И мы понесли незадачливого налетчика в нашу больничку – маленькую комнатку во флигеле, которая всегда пустовала: болеть у нас никто не желал.
Мы положили Нарышкина на кровать, и здесь, когда его уже не окружали рассерженные ребята, он глубоко вздохнул, как вздыхают дети после долгого плача, и сказал робко:
– Болит…
Я осторожно попробовал слегка согнуть ему ногу, но в ответ раздался нечеловеческий вопль.
– Пожалуй, перелом. Хирурга надо, и как можно скорее. Сейчас уложим его поспокойнее, но чуть свет надо послать за Поповым, – с тревогой сказал Алексей Саввич.
– Пошлем, – ответил я. – Сергей, а ты пока попроси сюда Галину Константиновну. Что-нибудь сообразим.
Нарышкин лежал перед нами, глядя то на одного, то на другого, – иссиня-бледный, напуганный, видно, до потери сознания.
– Ой, Семен Афанасьевич, не уходите! – сказал он умоляюще, когда я направился к двери.

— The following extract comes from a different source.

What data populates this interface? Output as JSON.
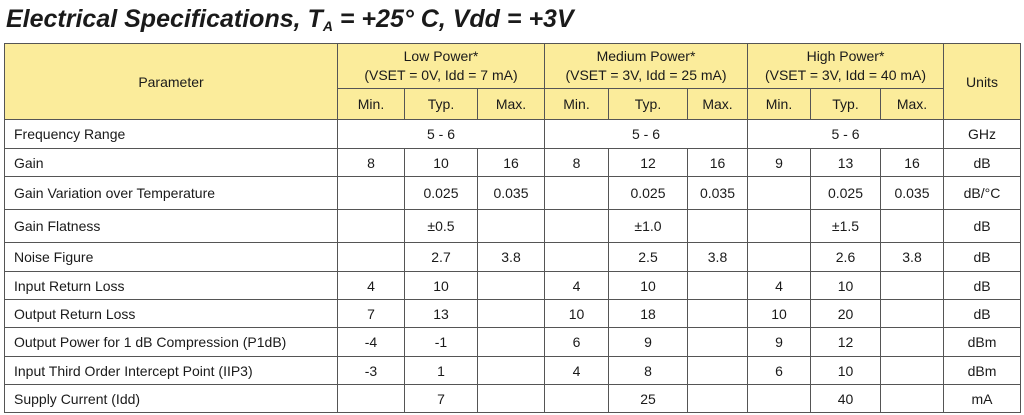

– Лежи. Ничего с тобой не сделают, понял? И Галина Константиновна остается.
Мы с Сергеем выходим. У крыльца все еще толпа – шум, говор, должно быть в доме никто не спит.
– Стукнули вы его? – с надеждой в голосе спрашивает кто-то у Стеклова.
– Ты что, ошалел?
– А чего он орет?
– Ногу сломал, вот и орет.
– А-а-а! – разочарованно тянет собеседник Сергея.
Я велел немедленно разойтись по спальням. Но спали в эту ночь плохо. Рано утром Галю около Нарышкина сменила Екатерина Ивановна, а Жуков пошел за хирургом, который жил неподалеку.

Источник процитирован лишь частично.